Women's Group a First in Russia
Moscow's Transfiguration Club pursues international ties and practical social action
MOSCOW
IN an upstairs room at the Writers Union in Moscow, 23 women and two men gathered recently to discuss ways of building international support for their fledgling organization. The Transfiguration Club is the first feminist group to be recognized by the government, according to its president Diana Medman, a Russian biochemist.
It began about four years ago when a group of seven friends gathered around Dr. Medman's kitchen table. They found that by meeting regularly they could encourage and support one another. "With the coming of perestroika," Medman explains, "we began to dream that it might be possible to organize officially, to have a special forum for women."

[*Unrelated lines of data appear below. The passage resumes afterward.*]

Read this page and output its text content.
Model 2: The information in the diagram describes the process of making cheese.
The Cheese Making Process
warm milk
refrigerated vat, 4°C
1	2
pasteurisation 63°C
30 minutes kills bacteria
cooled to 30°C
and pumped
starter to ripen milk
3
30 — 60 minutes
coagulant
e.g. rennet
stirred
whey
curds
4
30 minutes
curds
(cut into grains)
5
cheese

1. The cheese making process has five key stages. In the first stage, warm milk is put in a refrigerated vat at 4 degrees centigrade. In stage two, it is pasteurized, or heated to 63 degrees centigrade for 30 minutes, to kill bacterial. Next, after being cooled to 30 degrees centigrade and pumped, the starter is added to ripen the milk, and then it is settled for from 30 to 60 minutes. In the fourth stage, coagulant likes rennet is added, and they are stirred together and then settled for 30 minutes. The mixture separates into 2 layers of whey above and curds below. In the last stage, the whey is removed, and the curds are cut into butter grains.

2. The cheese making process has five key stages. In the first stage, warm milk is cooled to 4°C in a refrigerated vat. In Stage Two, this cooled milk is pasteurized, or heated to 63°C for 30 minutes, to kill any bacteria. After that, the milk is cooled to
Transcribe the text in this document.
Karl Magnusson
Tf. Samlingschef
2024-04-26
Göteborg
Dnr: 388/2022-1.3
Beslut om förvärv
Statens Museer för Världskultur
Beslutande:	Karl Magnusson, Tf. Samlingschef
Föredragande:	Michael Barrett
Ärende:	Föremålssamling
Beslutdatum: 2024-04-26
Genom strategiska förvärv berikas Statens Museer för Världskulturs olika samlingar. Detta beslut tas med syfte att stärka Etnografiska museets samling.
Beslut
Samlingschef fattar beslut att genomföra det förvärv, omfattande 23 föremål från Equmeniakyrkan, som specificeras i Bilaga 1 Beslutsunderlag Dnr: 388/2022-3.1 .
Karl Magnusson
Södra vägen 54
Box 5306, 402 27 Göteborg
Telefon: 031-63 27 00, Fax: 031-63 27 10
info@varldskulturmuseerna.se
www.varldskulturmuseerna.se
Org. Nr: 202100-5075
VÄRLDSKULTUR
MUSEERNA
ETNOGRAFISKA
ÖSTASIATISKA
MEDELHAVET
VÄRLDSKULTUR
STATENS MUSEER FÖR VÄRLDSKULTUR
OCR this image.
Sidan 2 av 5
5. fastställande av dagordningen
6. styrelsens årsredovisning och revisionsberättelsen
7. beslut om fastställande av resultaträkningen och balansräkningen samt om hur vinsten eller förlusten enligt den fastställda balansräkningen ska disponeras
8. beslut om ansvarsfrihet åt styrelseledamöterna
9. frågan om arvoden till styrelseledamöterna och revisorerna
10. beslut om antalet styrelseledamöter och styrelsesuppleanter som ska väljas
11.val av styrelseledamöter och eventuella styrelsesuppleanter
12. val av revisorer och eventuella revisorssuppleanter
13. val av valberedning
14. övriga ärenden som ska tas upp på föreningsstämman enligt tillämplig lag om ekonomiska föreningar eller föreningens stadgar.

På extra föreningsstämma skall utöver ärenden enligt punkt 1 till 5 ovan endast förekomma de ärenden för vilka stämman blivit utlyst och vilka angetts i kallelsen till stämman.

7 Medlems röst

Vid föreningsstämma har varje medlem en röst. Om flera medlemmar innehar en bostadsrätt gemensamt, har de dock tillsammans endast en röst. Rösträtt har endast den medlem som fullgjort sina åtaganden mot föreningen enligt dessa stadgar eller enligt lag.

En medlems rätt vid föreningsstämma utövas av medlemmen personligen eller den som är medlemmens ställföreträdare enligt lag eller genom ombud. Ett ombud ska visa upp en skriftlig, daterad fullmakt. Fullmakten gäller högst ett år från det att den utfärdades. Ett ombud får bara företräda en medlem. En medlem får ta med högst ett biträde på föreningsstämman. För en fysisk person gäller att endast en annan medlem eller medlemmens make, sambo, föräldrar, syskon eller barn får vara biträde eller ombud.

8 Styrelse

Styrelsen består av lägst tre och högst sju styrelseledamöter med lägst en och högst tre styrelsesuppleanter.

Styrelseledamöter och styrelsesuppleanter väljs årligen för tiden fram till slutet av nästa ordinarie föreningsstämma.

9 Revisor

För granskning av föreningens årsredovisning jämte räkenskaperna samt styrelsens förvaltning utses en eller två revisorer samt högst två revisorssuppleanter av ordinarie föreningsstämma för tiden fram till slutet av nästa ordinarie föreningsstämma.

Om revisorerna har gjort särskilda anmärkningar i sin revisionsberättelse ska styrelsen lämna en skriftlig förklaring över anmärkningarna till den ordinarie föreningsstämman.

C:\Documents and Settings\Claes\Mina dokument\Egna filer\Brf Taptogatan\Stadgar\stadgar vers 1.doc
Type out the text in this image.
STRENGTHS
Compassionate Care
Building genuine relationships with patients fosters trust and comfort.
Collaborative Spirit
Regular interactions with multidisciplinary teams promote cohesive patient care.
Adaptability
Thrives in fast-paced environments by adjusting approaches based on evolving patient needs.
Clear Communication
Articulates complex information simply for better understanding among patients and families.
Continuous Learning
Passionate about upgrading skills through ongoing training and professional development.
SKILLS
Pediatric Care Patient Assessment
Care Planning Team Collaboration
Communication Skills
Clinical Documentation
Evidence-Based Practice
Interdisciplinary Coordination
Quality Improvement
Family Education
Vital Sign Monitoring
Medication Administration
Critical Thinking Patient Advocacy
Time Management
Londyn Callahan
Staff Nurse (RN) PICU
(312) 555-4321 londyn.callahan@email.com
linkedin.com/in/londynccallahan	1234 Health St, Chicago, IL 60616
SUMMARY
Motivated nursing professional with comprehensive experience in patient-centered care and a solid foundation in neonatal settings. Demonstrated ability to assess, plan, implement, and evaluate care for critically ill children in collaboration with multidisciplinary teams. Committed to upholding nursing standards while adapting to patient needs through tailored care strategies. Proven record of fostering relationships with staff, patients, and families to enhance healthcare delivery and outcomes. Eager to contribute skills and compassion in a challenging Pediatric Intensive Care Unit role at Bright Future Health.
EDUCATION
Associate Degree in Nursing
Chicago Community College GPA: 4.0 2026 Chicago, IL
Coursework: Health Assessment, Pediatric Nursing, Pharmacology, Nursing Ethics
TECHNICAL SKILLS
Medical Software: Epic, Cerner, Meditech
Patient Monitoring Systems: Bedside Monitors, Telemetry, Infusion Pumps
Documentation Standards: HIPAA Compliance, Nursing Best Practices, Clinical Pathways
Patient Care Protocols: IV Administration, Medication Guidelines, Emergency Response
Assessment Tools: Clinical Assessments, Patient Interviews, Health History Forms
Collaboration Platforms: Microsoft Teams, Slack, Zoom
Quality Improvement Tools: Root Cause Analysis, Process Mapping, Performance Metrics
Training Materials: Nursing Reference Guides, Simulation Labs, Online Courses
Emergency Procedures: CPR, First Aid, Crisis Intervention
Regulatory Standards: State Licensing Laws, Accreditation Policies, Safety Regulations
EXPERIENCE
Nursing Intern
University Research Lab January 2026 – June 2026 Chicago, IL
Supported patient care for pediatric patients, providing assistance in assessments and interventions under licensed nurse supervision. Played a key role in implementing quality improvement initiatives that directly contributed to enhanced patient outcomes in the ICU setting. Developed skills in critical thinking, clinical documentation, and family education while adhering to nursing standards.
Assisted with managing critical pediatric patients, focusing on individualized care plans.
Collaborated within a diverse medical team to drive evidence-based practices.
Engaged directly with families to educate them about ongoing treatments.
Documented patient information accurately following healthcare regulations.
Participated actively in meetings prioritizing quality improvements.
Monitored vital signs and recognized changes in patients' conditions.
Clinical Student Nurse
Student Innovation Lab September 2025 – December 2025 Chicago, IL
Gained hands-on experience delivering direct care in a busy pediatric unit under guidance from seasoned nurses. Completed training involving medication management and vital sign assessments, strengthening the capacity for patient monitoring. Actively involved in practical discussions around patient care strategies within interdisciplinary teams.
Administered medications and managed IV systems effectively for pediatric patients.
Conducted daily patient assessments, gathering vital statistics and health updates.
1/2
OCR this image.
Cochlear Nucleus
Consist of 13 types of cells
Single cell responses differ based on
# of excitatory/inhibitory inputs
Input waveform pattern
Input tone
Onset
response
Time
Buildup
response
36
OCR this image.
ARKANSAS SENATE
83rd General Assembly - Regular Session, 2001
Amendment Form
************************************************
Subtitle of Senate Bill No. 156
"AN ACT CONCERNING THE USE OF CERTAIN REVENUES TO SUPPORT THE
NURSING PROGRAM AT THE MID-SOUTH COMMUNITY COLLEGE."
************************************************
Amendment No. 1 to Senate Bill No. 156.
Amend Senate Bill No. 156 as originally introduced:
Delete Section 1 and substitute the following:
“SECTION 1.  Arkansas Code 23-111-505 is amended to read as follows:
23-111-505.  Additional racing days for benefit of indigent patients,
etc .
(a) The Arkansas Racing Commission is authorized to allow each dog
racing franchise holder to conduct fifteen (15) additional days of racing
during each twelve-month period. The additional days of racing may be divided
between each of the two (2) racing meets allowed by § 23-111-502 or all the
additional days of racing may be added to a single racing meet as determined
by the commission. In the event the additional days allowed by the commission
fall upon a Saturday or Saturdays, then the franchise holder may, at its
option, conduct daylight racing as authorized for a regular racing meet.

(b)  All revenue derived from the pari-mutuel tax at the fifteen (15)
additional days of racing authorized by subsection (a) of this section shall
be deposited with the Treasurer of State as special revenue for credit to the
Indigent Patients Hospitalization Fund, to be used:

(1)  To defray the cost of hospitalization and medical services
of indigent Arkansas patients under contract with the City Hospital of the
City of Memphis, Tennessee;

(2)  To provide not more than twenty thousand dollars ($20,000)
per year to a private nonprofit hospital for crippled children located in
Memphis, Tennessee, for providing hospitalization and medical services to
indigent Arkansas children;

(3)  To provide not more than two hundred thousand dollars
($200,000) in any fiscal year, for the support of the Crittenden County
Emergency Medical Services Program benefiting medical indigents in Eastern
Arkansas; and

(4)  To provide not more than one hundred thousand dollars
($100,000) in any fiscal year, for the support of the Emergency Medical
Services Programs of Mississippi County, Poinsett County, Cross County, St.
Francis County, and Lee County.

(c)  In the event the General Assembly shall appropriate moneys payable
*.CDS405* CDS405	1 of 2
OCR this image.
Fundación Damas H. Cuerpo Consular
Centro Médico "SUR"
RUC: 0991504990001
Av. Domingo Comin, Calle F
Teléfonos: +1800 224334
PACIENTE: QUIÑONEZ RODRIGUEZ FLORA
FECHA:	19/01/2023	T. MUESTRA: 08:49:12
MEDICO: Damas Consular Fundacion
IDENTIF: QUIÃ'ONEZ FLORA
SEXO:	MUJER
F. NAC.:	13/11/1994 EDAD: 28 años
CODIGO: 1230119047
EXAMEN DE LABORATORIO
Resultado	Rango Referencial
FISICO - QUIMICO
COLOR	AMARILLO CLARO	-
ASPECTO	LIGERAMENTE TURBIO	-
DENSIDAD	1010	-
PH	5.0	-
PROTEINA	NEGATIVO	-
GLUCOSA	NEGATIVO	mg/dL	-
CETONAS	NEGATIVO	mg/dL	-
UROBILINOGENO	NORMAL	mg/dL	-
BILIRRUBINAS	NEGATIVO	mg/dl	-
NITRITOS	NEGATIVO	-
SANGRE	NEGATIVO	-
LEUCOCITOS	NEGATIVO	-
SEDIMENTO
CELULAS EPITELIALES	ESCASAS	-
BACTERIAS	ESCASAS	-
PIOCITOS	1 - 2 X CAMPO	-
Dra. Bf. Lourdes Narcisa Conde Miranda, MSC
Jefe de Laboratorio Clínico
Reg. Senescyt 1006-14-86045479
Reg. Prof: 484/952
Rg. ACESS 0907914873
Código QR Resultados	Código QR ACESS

With glasnost, the dream came closer to reality. Legal status, they realized, was crucial if they were to press the government on women's issues and gain the interest and support of the international community. But laws governing the formation of nonprofit, charitable, and educational organizations were almost nonexistent.
The group was determined to achieve legal recognition. But no sooner had they complied with one set of directives than another would spring up. In one instance, they assembled letters from supporting organizations, only to be told that all the letters would have to be notorized both abroad and in Russia.
Finally, on Jan. 11, 1989, Transfiguration received notice that it had been recognized as an "informal common organization." Medman estimates that by that date only about 50 other such organizations had been approved, none of them a feminist women's group.
The vice president of the group, Zoya Boguslavska, whose book "American Women" was published in Moscow last year, defines feminism as "having a choice."
"For years," she says, "women were expected to do hard labor - to lay asphalt, for example - and still shoulder all the burdens at home, buying food, cooking, raising the children. If feminism means anything, it means having some choices about balancing home and work."
Because "informal common organizations" are not permitted to solicit or receive donations, a way had to be found to fund the club. A loan was permissible, and a for-profit biochemical firm owned by Medman loaned 100,000 rubles (about $1,000) to the club. The club in turn loaned the money to its own charitable projects.
"We were now legal," Medman recalls with a smile. "We had a stamp, a bank account, and a dues-paying membership. We could get on with our work." An estimated 50 to 75 members pay 25 rubles each (about 25 cents) a year.
The Writers Union, where the club meets, is housed in a 200-year-old mansion on a quiet Moscow street. Tolstoy used the building as a model for Natasha Rostova's home in "War and Peace."
At the two-hour meeting, a visiting American woman, speaking Russian, addressed the group. Irene Goldman represents the Alumnae Association of Douglass College, Rutgers, the State University of New Jersey, and is a consultant to the New Jersey Network for Family Life Education, also at Rutgers. She brought two crucial letters of support for the Transfiguration Club's international affiliations.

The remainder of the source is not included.